Il est clair que l’amélioration d’un système de télécommunication facilite la création de groupes de travail internationaux. L’existence de Linux et même des protocoles Internet en sont une illustration. Cette évolution crée également les conditions d’une concurrence mondiale et de la disparition des monopoles nationaux dans l’information. Cette mutation est déjà perceptible dans le domaine de la météorologie. La concentration du réseau d’observation, sol et satellite, sur des grands centres de traitements permet la diffusion par divers systèmes de télécommunication d’informations météorologiques d’une qualité souvent supérieure à celles des centres météorologiques nationaux. Dans ce contexte, il est difficile pour l’Organisation Météorologique Mondiale de contrer la démarche de rationalisation économique qui limiterait les activités des plus petits offices nationaux à la collecte et à la diffusion de relevés météorologiques. Il est difficilement contestable que la diffusion d’informations sur Internet puisse dans certains cas être assimilée à des pratiques anticoncurrentielles de vente à perte.

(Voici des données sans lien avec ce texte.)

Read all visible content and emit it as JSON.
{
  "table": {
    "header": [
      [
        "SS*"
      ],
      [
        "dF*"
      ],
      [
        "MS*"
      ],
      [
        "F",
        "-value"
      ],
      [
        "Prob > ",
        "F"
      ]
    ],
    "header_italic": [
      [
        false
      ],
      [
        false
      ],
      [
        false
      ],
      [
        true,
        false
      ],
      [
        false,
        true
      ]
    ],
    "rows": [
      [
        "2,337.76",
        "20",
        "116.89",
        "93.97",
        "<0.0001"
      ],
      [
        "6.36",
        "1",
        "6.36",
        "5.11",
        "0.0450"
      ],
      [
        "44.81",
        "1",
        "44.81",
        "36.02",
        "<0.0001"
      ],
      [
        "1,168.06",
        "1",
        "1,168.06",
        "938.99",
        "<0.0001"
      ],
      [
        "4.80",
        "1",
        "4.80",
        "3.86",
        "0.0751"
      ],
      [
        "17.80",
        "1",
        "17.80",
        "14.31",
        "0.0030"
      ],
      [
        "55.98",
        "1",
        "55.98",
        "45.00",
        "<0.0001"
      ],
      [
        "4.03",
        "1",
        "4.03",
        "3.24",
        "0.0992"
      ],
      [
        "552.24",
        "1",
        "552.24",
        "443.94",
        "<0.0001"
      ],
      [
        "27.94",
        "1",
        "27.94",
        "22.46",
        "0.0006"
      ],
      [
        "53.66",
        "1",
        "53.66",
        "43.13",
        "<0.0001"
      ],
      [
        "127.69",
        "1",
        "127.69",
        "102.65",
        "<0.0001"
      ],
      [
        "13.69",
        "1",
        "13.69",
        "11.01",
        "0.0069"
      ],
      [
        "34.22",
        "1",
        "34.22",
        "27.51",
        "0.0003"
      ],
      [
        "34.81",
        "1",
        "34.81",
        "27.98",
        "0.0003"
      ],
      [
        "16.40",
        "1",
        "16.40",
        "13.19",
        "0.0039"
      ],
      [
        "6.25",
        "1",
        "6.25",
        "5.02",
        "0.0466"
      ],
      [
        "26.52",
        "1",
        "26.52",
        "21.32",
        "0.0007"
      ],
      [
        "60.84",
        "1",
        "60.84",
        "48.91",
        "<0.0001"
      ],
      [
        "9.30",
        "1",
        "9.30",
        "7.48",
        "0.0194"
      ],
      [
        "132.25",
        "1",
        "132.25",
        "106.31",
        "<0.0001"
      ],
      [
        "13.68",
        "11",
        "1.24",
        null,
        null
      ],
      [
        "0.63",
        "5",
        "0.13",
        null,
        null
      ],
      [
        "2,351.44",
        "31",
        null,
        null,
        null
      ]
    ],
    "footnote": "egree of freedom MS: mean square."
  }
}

Il n’est pas moins vrai que la présence sur le réseau est un enjeu qui dépasse la visibilité médiatique d’une institution.

Les évolutions prévisibles de la production scientifique ne sont pour partie que l’accélération d’un processus déjà existant. Les mutations dans le domaine de la formation seront sans doute beaucoup plus profondes. Nos institutions de formation privilégient la transmission orale du savoir et s’organisent autour de cette activité. Il est vrai qu’aujourd’hui l’offre éducative sur Internet est assez peu développée et dépasse rarement le support de cours en ligne. Mais sous l’appellation de réalité virtuelle un ensemble de techniques interactives sont en cours de développement pour satisfaire au besoin de l’industrie des jeux en ligne. L’impact potentiel de ces techniques pour la formation est considérable ne serait ce que parce qu’un jeu vidéo est pour partie un processus d’apprentissage. Ces techniques sont déjà présentes sur le marché de la formation permanente où les objectifs d’acquisition de compétences peuvent être facilement précisés. La formation Nucléaire Bactériologique et Chimique pour la sécurité civile est représentative de ce type d’activité. Par contre la reformulation des projets pédagogiques sera une étape préalable à leur intégration dans les cursus de formation initiale. Ce nouveau support de transmission d’information n’est bien sûr pas neutre. Il privilégie le modèle d’une connaissance plus opérationnelle que spéculative. L’enjeu de ces mutations est ici autant éthique que technique. Une autre tendance nouvelle est l’apparition de programmes de certification des connaissances autonomes. Ils se limitent pour l’instant sur des compétences en linguistique ou informatique. Il est trop tôt pour prévoir l’extension de ces pratiques mais l’activité de validation des connaissances ne peut plus être considérée comme un attribut de souveraineté de l’État.

Nous voudrions souligner que le développement d’Internet induira des mutations dans nos institutions qui dépassent la simple appropriation de techniques nouvelles. Que toutes ces innovations ne puissent ou ne doivent pas être intégrées ne signifie pas que le débat sur l’adaptation de nos structures puisse être éludé.